Apparently all these methods at first seem to work, but the vast mycelium of several tons, which occupies the ground as a giant underground and invisible web that reaches to cover several acres, is always the best cards to win the game. Cleverly hidden under the protective bark of infested roots or spores remain dormant for years without germinating. Once the danger has passed, when fungicides and have become inactive by oxidation or chemical neutralization or when biological control organisms have died from lack of food (her, its mycelium), then reviving like the phoenix and again do what he does best: killing all plants survive unprotected to be put forward. 

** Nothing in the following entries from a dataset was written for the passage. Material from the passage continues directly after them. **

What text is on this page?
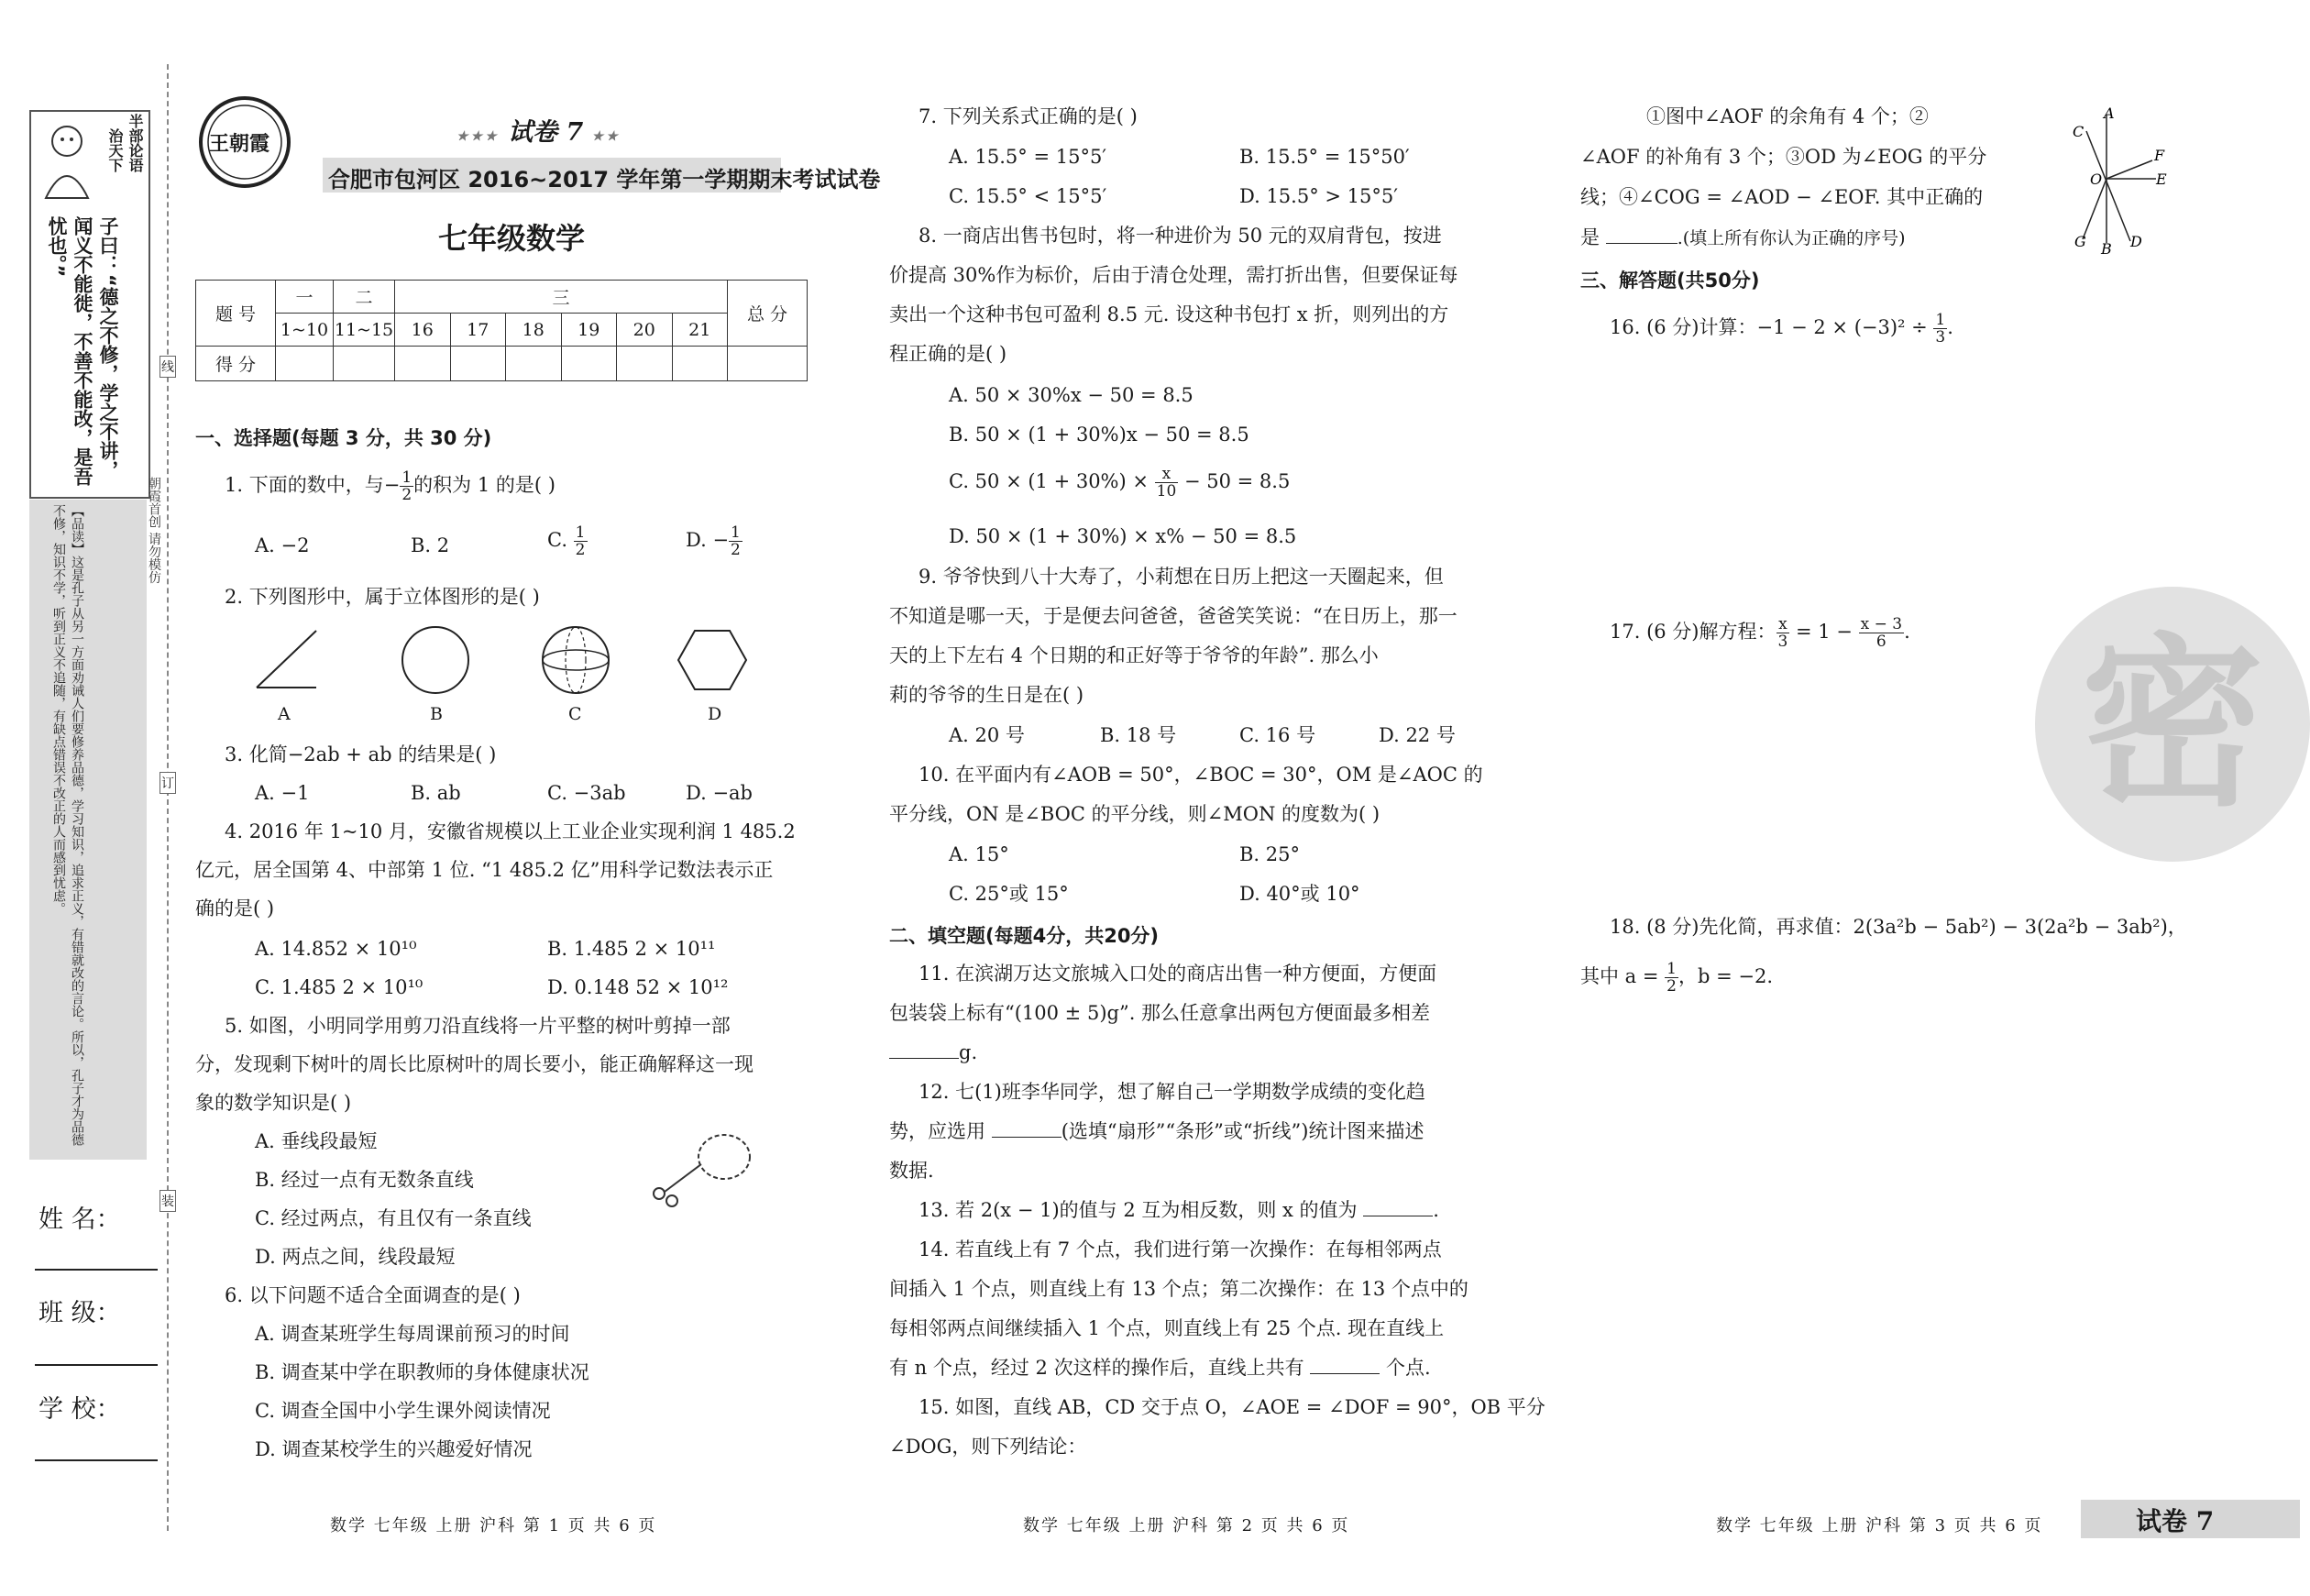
半部论语
治天下
子曰：“德之不修，学之不讲，闻义不能徙，不善不能改，是吾忧也。”
【品读】这是孔子从另一方面劝诫人们要修养品德，学习知识，追求正义，有错就改的言论。所以，孔子才为品德不修，知识不学，听到正义不追随，有缺点错误不改正的人而感到忧虑。	朝霞首创 请勿模仿
线
订
装
姓 名：
班 级：
学 校：
王朝霞	★★★ 试卷 7 ★★
合肥市包河区 2016~2017 学年第一学期期末考试试卷
七年级数学
题 号	一	二	三						总 分
	1~10	11~15	16	17	18	19	20	21	
得 分									
一、选择题(每题 3 分，共 30 分)
1. 下面的数中，与− $\frac{1}{2}$ 的积为 1 的是( )
A. −2	B. 2	C. $\frac{1}{2}$	D. − $\frac{1}{2}$
2. 下列图形中，属于立体图形的是( )
A	B	C	D
3. 化简−2ab + ab 的结果是( )
A. −1	B. ab	C. −3ab	D. −ab
4. 2016 年 1~10 月，安徽省规模以上工业企业实现利润 1 485.2
亿元，居全国第 4、中部第 1 位. “1 485.2 亿”用科学记数法表示正
确的是( )
A. 14.852 × 10¹⁰	B. 1.485 2 × 10¹¹
C. 1.485 2 × 10¹⁰	D. 0.148 52 × 10¹²
5. 如图，小明同学用剪刀沿直线将一片平整的树叶剪掉一部
分，发现剩下树叶的周长比原树叶的周长要小，能正确解释这一现
象的数学知识是( )
A. 垂线段最短
B. 经过一点有无数条直线
C. 经过两点，有且仅有一条直线
D. 两点之间，线段最短
6. 以下问题不适合全面调查的是( )
A. 调查某班学生每周课前预习的时间
B. 调查某中学在职教师的身体健康状况
C. 调查全国中小学生课外阅读情况
D. 调查某校学生的兴趣爱好情况
7. 下列关系式正确的是( )
A. 15.5° = 15°5′	B. 15.5° = 15°50′
C. 15.5° < 15°5′	D. 15.5° > 15°5′
8. 一商店出售书包时，将一种进价为 50 元的双肩背包，按进
价提高 30%作为标价，后由于清仓处理，需打折出售，但要保证每
卖出一个这种书包可盈利 8.5 元. 设这种书包打 x 折，则列出的方
程正确的是( )
A. 50 × 30%x − 50 = 8.5
B. 50 × (1 + 30%)x − 50 = 8.5
C. $50 \times (1 + 30\%) \times \frac{x}{10} - 50 = 8.5$
D. 50 × (1 + 30%) × x% − 50 = 8.5
9. 爷爷快到八十大寿了，小莉想在日历上把这一天圈起来，但
不知道是哪一天，于是便去问爸爸，爸爸笑笑说：“在日历上，那一
天的上下左右 4 个日期的和正好等于爷爷的年龄”. 那么小
莉的爷爷的生日是在( )
A. 20 号	B. 18 号	C. 16 号	D. 22 号
10. 在平面内有∠AOB = 50°，∠BOC = 30°，OM 是∠AOC 的
平分线，ON 是∠BOC 的平分线，则∠MON 的度数为( )
A. 15°	B. 25°
C. 25°或 15°	D. 40°或 10°
二、填空题(每题4分，共20分)
11. 在滨湖万达文旅城入口处的商店出售一种方便面，方便面
包装袋上标有“(100 ± 5)g”. 那么任意拿出两包方便面最多相差
g.
12. 七(1)班李华同学，想了解自己一学期数学成绩的变化趋
势，应选用	(选填“扇形”“条形”或“折线”)统计图来描述
数据.
13. 若 2(x − 1)的值与 2 互为相反数，则 x 的值为	.
14. 若直线上有 7 个点，我们进行第一次操作：在每相邻两点
间插入 1 个点，则直线上有 13 个点；第二次操作：在 13 个点中的
每相邻两点间继续插入 1 个点，则直线上有 25 个点. 现在直线上
有 n 个点，经过 2 次这样的操作后，直线上共有	个点.
15. 如图，直线 AB，CD 交于点 O，∠AOE = ∠DOF = 90°，OB 平分
∠DOG，则下列结论：
①图中∠AOF 的余角有 4 个；②
∠AOF 的补角有 3 个；③OD 为∠EOG 的平分
线；④∠COG = ∠AOD − ∠EOF. 其中正确的
是	.(填上所有你认为正确的序号)
A
C
F
O	E
G B D
三、解答题(共50分)
16. (6 分)计算：$-1 - 2 \times (-3)^2 \div \frac{1}{3}$ .
17. (6 分)解方程： $\frac{x}{3} = 1 - \frac{x - 3}{6}$ .
18. (8 分)先化简，再求值：2(3a²b − 5ab²) − 3(2a²b − 3ab²)，
其中 $a = \frac{1}{2}$ ，b = −2.
密
数学 七年级 上册 沪科 第 1 页 共 6 页	数学 七年级 上册 沪科 第 2 页 共 6 页	数学 七年级 上册 沪科 第 3 页 共 6 页	试卷 7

So bad and cunning is the honey mushroom.


  1. Can I send you a picture of the fungus growing over deteriorating wood shavings near my garden? I want to know if it's edible.

  2. Hi Suzie:

    Yes, you can, but I am not mycologist. I am only a simple amateur.

    1. When I was a kid, my family would go to the cemetary to visit my grandma's grave and pick mushrooms to make soup with. These look exactly like those but I want to be sure before I make soup. Here is the picture at my website.

    2. They look very similar to mushrooms, Agaricus campestris, but the bottom sheets of the fungus hat are white colour and on the true mushroom are brown or pink. You can see what I mean in this photo:

      You can see more photos here:

      I suggest you do not make soup with them. They can be dangerous.